“我并没有对你三心二意。倘若我没有忘了她,根本不会娶你。”岳景霖急急地解释道。
岳夫人看他解释的辛苦,破涕为笑:“行了,我知道。可是我对你了解的实在太少。你怎么什么都不告诉我。我知道的绝对没有映月多。”映月听她吃醋,忍不住笑出声来。
岳夫人轻咳一声:“你笑什么,到底我是夫人,还是你是夫人。”
此话一出,三人都笑起来。岳夫人对映月说:“你别在这站着了,我们两个说话,全都叫你听去了。”
“没用,习武之人耳力好。咱们在屋子里说话,他和清霜全都能听到。”岳景霖看看映月。
映月大笑:“清霜还好,我反正是羡慕死了。你们两个琴瑟和鸣,我在那独守空房。”说着就知趣地走远了点。
岳景霖突然想起他的妻子早就没了,忍不住轻叹一声,也不再说什么。映月也有些感伤,倘若她活着,必定也是如此琴瑟和鸣。

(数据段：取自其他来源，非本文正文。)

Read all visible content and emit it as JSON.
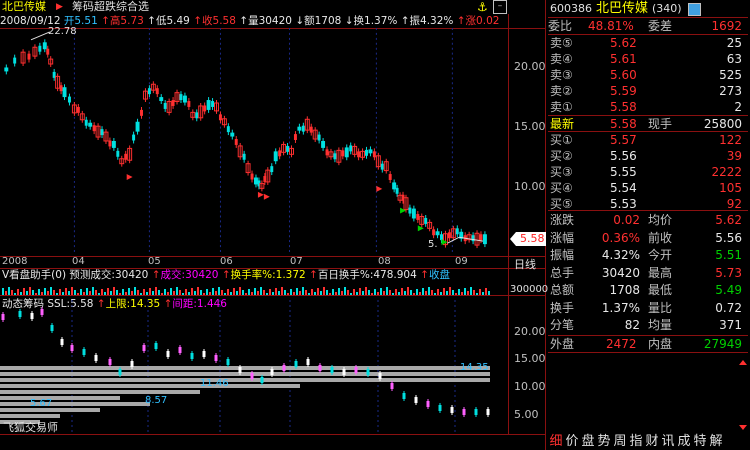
{
  "header": {
    "stock_name": "北巴传媒",
    "indicator_name": "筹码超跌综合选",
    "date": "2008/09/12",
    "open_label": "开",
    "open": "5.51",
    "high_label": "高",
    "high": "5.73",
    "low_label": "低",
    "low": "5.49",
    "close_label": "收",
    "close": "5.58",
    "vol_label": "量",
    "vol": "30420",
    "amt_label": "额",
    "amt": "1708",
    "turn_label": "换",
    "turn": "1.37%",
    "amp_label": "振",
    "amp": "4.32%",
    "chg_label": "涨",
    "chg": "0.02"
  },
  "main_chart": {
    "peak_label": "22.78",
    "low_label": "5.",
    "price_tag": "5.58",
    "y_ticks": [
      "20.00",
      "15.00",
      "10.00"
    ],
    "x_ticks": [
      "2008",
      "04",
      "05",
      "06",
      "07",
      "08",
      "09"
    ],
    "day_line_label": "日线"
  },
  "volume_bar": {
    "title": "V看盘助手(0)",
    "pred_label": "预测成交:",
    "pred_value": "30420",
    "vol_label": "成交:",
    "vol_value": "30420",
    "turn_label": "换手率%:",
    "turn_value": "1.372",
    "hundred_label": "百日换手%:",
    "hundred_value": "478.904",
    "buy_label": "收盘",
    "y_tick": "300000"
  },
  "chip_panel": {
    "title": "动态筹码",
    "ssl_label": "SSL:",
    "ssl_value": "5.58",
    "upper_label": "上限:",
    "upper_value": "14.35",
    "gap_label": "间距:",
    "gap_value": "1.446",
    "bar_labels": [
      "14.35",
      "11.46",
      "8.57",
      "5.67"
    ],
    "y_ticks": [
      "20.00",
      "15.00",
      "10.00",
      "5.00"
    ],
    "watermark": "飞狐交易师"
  },
  "quote_panel": {
    "code": "600386",
    "name": "北巴传媒",
    "count": "(340)",
    "ratio_label": "委比",
    "ratio": "48.81%",
    "diff_label": "委差",
    "diff": "1692",
    "sells": [
      {
        "label": "卖⑤",
        "price": "5.62",
        "vol": "25"
      },
      {
        "label": "卖④",
        "price": "5.61",
        "vol": "63"
      },
      {
        "label": "卖③",
        "price": "5.60",
        "vol": "525"
      },
      {
        "label": "卖②",
        "price": "5.59",
        "vol": "273"
      },
      {
        "label": "卖①",
        "price": "5.58",
        "vol": "2"
      }
    ],
    "last_label": "最新",
    "last": "5.58",
    "now_label": "现手",
    "now": "25800",
    "buys": [
      {
        "label": "买①",
        "price": "5.57",
        "vol": "122"
      },
      {
        "label": "买②",
        "price": "5.56",
        "vol": "39"
      },
      {
        "label": "买③",
        "price": "5.55",
        "vol": "2222"
      },
      {
        "label": "买④",
        "price": "5.54",
        "vol": "105"
      },
      {
        "label": "买⑤",
        "price": "5.53",
        "vol": "92"
      }
    ],
    "stats": [
      {
        "l1": "涨跌",
        "v1": "0.02",
        "c1": "r",
        "l2": "均价",
        "v2": "5.62",
        "c2": "r"
      },
      {
        "l1": "涨幅",
        "v1": "0.36%",
        "c1": "r",
        "l2": "前收",
        "v2": "5.56",
        "c2": "w"
      },
      {
        "l1": "振幅",
        "v1": "4.32%",
        "c1": "w",
        "l2": "今开",
        "v2": "5.51",
        "c2": "g"
      },
      {
        "l1": "总手",
        "v1": "30420",
        "c1": "w",
        "l2": "最高",
        "v2": "5.73",
        "c2": "r"
      },
      {
        "l1": "总额",
        "v1": "1708",
        "c1": "w",
        "l2": "最低",
        "v2": "5.49",
        "c2": "g"
      },
      {
        "l1": "换手",
        "v1": "1.37%",
        "c1": "w",
        "l2": "量比",
        "v2": "0.72",
        "c2": "w"
      },
      {
        "l1": "分笔",
        "v1": "82",
        "c1": "w",
        "l2": "均量",
        "v2": "371",
        "c2": "w"
      }
    ],
    "outer_label": "外盘",
    "outer": "2472",
    "inner_label": "内盘",
    "inner": "27949"
  },
  "tabs": [
    "细",
    "价",
    "盘",
    "势",
    "周",
    "指",
    "财",
    "讯",
    "成",
    "特",
    "解"
  ],
  "colors": {
    "up": "#ff3030",
    "down": "#00e0e0",
    "frame": "#8a1010",
    "yellow": "#ffff00"
  }
}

岳夫人见太阳已经完全下山,就握紧岳景霖的手:“快晚上了哦,要闹鬼了。”
岳景霖笑着把她揽在怀里,岳夫人深吸了一口气,闻着他身上熟悉的味道,小声说:“其实我有点饿了。你呢。想吃什么。”
“我们现在就回去吧。”岳景霖轻声说,“其实没必要留下了。我觉得,我已经释然了。”
“万一闹鬼的正是故人,见一面也好。我真的想看看她。我问了那么多人,没有一个人说她的不是。”岳夫人轻叹,“我嫉妒死了。”
“别这样,你也很好。”岳景霖轻叹。
“所以,如果非要你在我和她之间选一个,你怎么选。”岳夫人抬头问他,他一时语塞,她有些低落地说:“对不起,我不该这样问。这样的选择本身也没有意义。”
“对不起,是我对不起你。”他闭上眼睛,抱紧她。